We have a weekly informal group that meets at the library, plus a night class, plus online read-and-feedback sessions, and I'm thinking of starting a casual monthly lunch group at work as well. It's not that I can't get enough, but that I'm trying to keep the pledge in different ways. Get-togethers and Zoom calls with other writers "counts" as daily writing, I tell myself. Insisting on a weekly blog post (like this) "counts" as writing. Retyping my class notes or collecting and responding to beta reader feedback "counts." There's a complex scoring system in my head, making sure we're getting the run in, basically, and it's happy when a writing day doesn't always mean a writing-writing day.

Except the Muse isn't fooled. I picture mine as an irascible force, an close friend or black-sheep family member that has no qualms about crashing on my metaphorical couch at a moment's notice. In NaNoWriMo days, it felt like keeping a hibernating bear. Most of the year the Muse would sleep, and then I'd start poking her with a stick (also metaphorically) around September, and then she'd wake up irritated and hangry and we'd work through November to get something done. Then I could give her a cookie and make don't you think it's about time you take a break noises and shuffle her off for another year. 

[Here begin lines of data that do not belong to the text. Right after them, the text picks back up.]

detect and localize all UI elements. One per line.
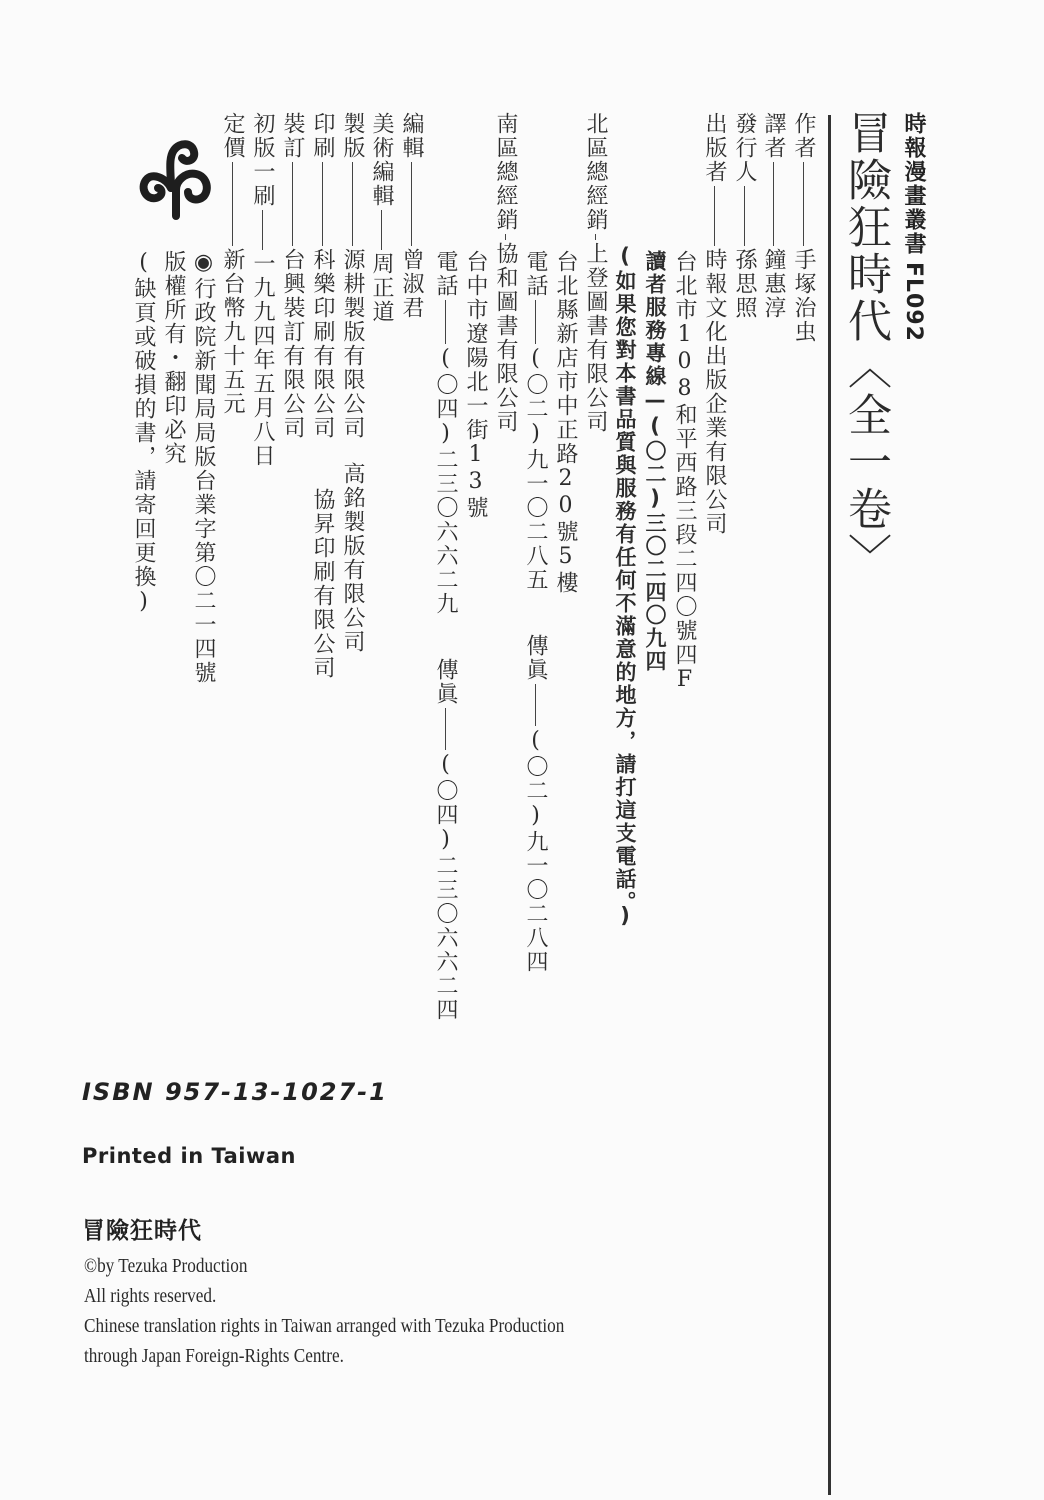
leader-line bbox=[352, 162, 353, 246]
binding-entry: 裝訂台興裝訂有限公司 bbox=[281, 112, 303, 440]
price-value: 新台幣九十五元 bbox=[220, 248, 245, 416]
leader-line bbox=[445, 708, 446, 750]
publisher-logo-icon bbox=[138, 128, 214, 220]
south-distributor-value: 協和圖書有限公司 bbox=[493, 242, 518, 434]
art-editor-label: 美術編輯 bbox=[369, 112, 394, 208]
book-title: 冒險狂時代〈全一卷〉 bbox=[843, 110, 887, 580]
author-value: 手塚治虫 bbox=[791, 248, 816, 344]
publisher-value: 時報文化出版企業有限公司 bbox=[702, 248, 727, 536]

For hobbyist and casual writing, this was fine. Maybe not the healthiest partnership, definitely one-sided, but fine. My muse is more bear than human, I thought, and this complex relationship worked for us. She stayed out of the way of my vocation and my home life, and I didn't demand much in return. NaNoWriMo's collapse and my enrollment in those evening classes were almost perfectly co-incident. It was time to take stick in hand and see what the Muse thought about this change in situation.

Well, she was reluctant at first. She's me, and I'm nothing if not a creature of comfortable habits. Imposter Syndrome reared up as it does, but the impetus of you have homework and a prompt was enough to keep the Muse preoccupied and not worrying about the pokey stick and instead flexing sleepy synapses to produce something new. And as I've written about here, that became a community and that community is where I am now. But something else also happened: what I think of as the September Miracle, where fleeting ideas appear out of nowhere and threaten to vanish in moments, like soap bubbles in a windstorm. Being a writer means writing on the regular (whatever form that takes) but also being a listener and unless you're very careful, a forgetter and a regretter. 

Anne Lamott talks a lot of about ideas, their ephemeral nature, and the practicality of carrying an index card and a pen to note them down when they drift by. For all my Muse's bravado, she can be awfully whispery with stray thoughts, and they come in bursts. Nothing for a while, and then a pile of things, all at once. It's alarming at first, and my phone--my digital index card--is often the conduit to channel them. I have a number of fragmentary emails-to-self and shopping lists that are plot ideas and backstory thoughts for works in progress. Freed of the tyranny of a calendar, the Muse is now sitting on my mental couch and occasionally shouting back at the TV, usually when I've got something else going on at the same time. (The number of plot ideas that come up during toothbrushing is alarming.)

So, it's a complex, evolving relationship, a year-round thing. I'm enjoying her company if not her timing, and she's enjoying being out of the cave for more than three months of the year. We may never be a totally functional writer/inspiration couple, but I'm celebrating the irregular dance that we're performing.